Nekane Txapartegi © A. Maestre
Nekane Txapartegi © A. Maestre

Extradition de Nekane Txapartegi L'Espagne doit fournir les preuves d'une procédure équitable

14 Juin 2017
Amnesty International demande aux autorités suisses de renoncer à extrader la militante basque Nekane Txapartegi vers l’Espagne tant que la justice espagnole n’aura pas présenté des preuves claires démontrant que les accusations de torture ont été soigneusement examinées et que la procédure ayant conduit à sa condamnation a été équitable en tout point.

Nekane Txapartegi a été condamnée il y a dix ans par la justice espagnole pour avoir collaboré avec le groupe armé basque ETA. Elle a fui en Suisse en 2009. Les autorités suisses l’ont arrêtée à Zurich en avril 2016, suite à une demande d’extradition formulée par l’Espagne.

Dans son rapport annuel 2000, Amnesty International a exprimé publiquement ses préoccupations concernant les allégations de torture formulées par Nekane Txapartegi, qui s’était plainte en juin 1999 d’avoir été soumise à des mauvais traitements pendant une détention incommunicado de 10 jours en mars 1999.

Nekane Txapartegi a déclaré avoir été soumise à la torture et aux mauvais traitements au juge de l’Audience nationale espagnole (« Audiencia Nacional ») qui avait ordonné sa mise en détention.

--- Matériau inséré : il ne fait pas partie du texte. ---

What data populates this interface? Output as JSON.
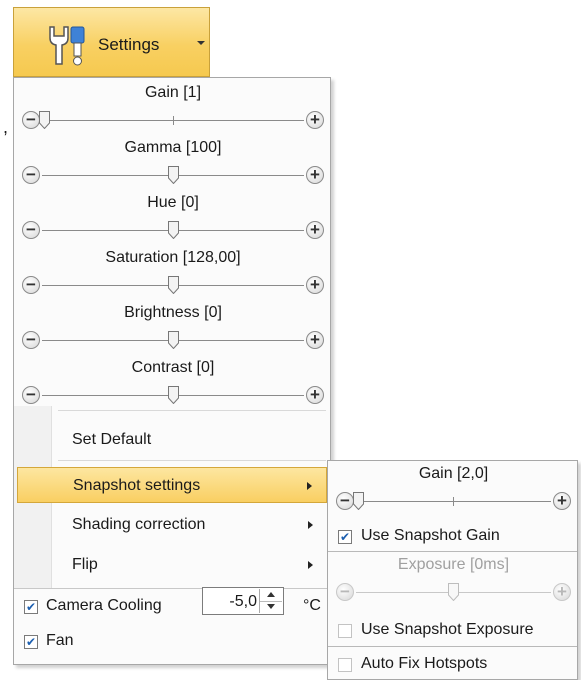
{
  "ribbon": {
    "settings_label": "Settings",
    "icon": "wrench-icon"
  },
  "stray_text": ",",
  "sliders": [
    {
      "label": "Gain [1]",
      "value_fraction": 0.0
    },
    {
      "label": "Gamma [100]",
      "value_fraction": 0.5
    },
    {
      "label": "Hue [0]",
      "value_fraction": 0.5
    },
    {
      "label": "Saturation [128,00]",
      "value_fraction": 0.5
    },
    {
      "label": "Brightness [0]",
      "value_fraction": 0.5
    },
    {
      "label": "Contrast [0]",
      "value_fraction": 0.5
    }
  ],
  "menu_items": [
    {
      "label": "Set Default",
      "has_submenu": false,
      "active": false
    },
    {
      "label": "Snapshot settings",
      "has_submenu": true,
      "active": true
    },
    {
      "label": "Shading correction",
      "has_submenu": true,
      "active": false
    },
    {
      "label": "Flip",
      "has_submenu": true,
      "active": false
    }
  ],
  "camera_cooling": {
    "label": "Camera Cooling",
    "checked": true,
    "value": "-5,0",
    "unit": "°C"
  },
  "fan": {
    "label": "Fan",
    "checked": true
  },
  "snapshot_submenu": {
    "gain_label": "Gain [2,0]",
    "gain_fraction": 0.0,
    "use_snapshot_gain": {
      "label": "Use Snapshot Gain",
      "checked": true
    },
    "exposure_label": "Exposure [0ms]",
    "exposure_fraction": 0.5,
    "use_snapshot_exposure": {
      "label": "Use Snapshot Exposure",
      "checked": false
    },
    "auto_fix_hotspots": {
      "label": "Auto Fix Hotspots",
      "checked": false
    }
  },
  "colors": {
    "accent_hover": "#f9cf62",
    "check_blue": "#1c5fb0"
  }
}
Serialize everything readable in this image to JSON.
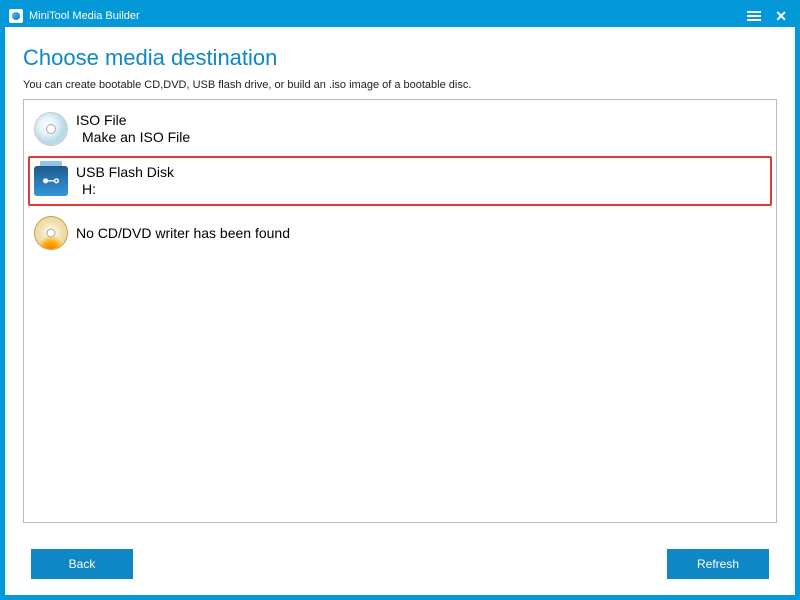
{
  "titlebar": {
    "title": "MiniTool Media Builder"
  },
  "page": {
    "heading": "Choose media destination",
    "description": "You can create bootable CD,DVD, USB flash drive, or build an .iso image of a bootable disc."
  },
  "options": {
    "iso": {
      "title": "ISO File",
      "subtitle": "Make an ISO File"
    },
    "usb": {
      "title": "USB Flash Disk",
      "subtitle": "H:"
    },
    "cd": {
      "text": "No CD/DVD writer has been found"
    }
  },
  "footer": {
    "back_label": "Back",
    "refresh_label": "Refresh"
  }
}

Le tribunal n’a pas pris ces griefs en considération et les poursuites ont été maintenues pour aboutir à une condamnation pour « appartenance à une organisation terroriste ». Suite à un appel devant la Cour suprême, sa condamnation a été requalifiée de « collaboration avec une organisation terroriste ». En conséquence, la peine est passée de 11 ans à 6 ans et neuf mois d’emprisonnement. Pour autant qu’Amnesty ait été correctement informée, Nekane Txapartegi n’a pas fait appel devant la Cour suprême espagnole contre le refus de l’Audience nationale espagnole d’enquêter sur ses allégations de torture, et elle a apparemment quitté le pays en novembre 2007.

Amnesty International reconnait qu’une investigation judiciaire sur les allégations de torture de Nekane Txapartegi pendant la période de détention incommunicado a été menée par une cour ordinaire. Cette cour a décidé de rejeter la plainte en 2009. Or Amnesty International a observé par le passé et dans des cas similaires que les investigations de ce genre n’avaient pas toujours respecté les normes internationales en matière de droits humains.

Nekane Txapartegi a déclaré avoir été insultée, abusée sexuellement, battue à coups de poings et de pieds, avoir reçu des menaces de mort et avoir été soumise à une asphyxie partielle avec un sac en plastique. Malgré le fait qu’Amnesty International ait poussé les autorités espagnoles à mener une enquête sur ces allégations, rien n’a jamais été entrepris en ce sens à notre connaissance.

Amnesty International est préoccupée par les conclusions de deux experts internationalement reconnus pour mener des entrevues basées sur le Protocole d’Istanbul, qui ont rencontré Nekane Txapartegi. Ces experts ont constaté que « les résultats et le récit du patient sur la torture correspondent aux résultats des examens physiques menés selon le Protocole d’Istanbul, avec les documents et les récits de témoins inclus dans le dossier ainsi qu’avec les séquelles caractéristiques aux victimes de torture ». Le 25 avril 2017, le rapporteur spécial des Nations unies sur la torture, Nils Melzer, a déclaré publiquement que la Suisse ne devrait pas extrader Nekane Txapartegi et qu’il disposait d’informations relatives au fait qu’elle avait, entre autres exactions, été abusée sexuellement, soumise à des chocs électriques et privée de sommeil pendant sa détention. Un recours contre la décision  de l’Office fédéral de la Justice suisse d’extrader Nekane Txapartegi est actuellement pendant.

Amnesty International demande aux autorités suisses de renoncer à extrader Nekane Txapartegi tant que les autorités espagnoles n’auront pas fourni des preuves suffisantes démontrant que les normes internationales en matière de procès équitable ont été respectées tout au long de la procédure pénale menée contre elle.

Suite aux allégations de Nekane Txapartegi selon lesquelles ses déclarations avaient étés obtenues sous la torture, l’Espagne devrait en particulier être en mesure de démontrer que l’Audience nationale espagnole :

  • a requis toutes les informations nécessaires sur les circonstances dans lesquelles les déclarations ont été obtenues ;
  • a évalué soigneusement et dans une audience séparée la question de la légalité des aveux ;
  • n’a pas enregistré les aveux de Nekane Txapartegi avant qu’il ne soit établi au-delà de tout doute raisonnable qu’ils aient été obtenus de façon légale.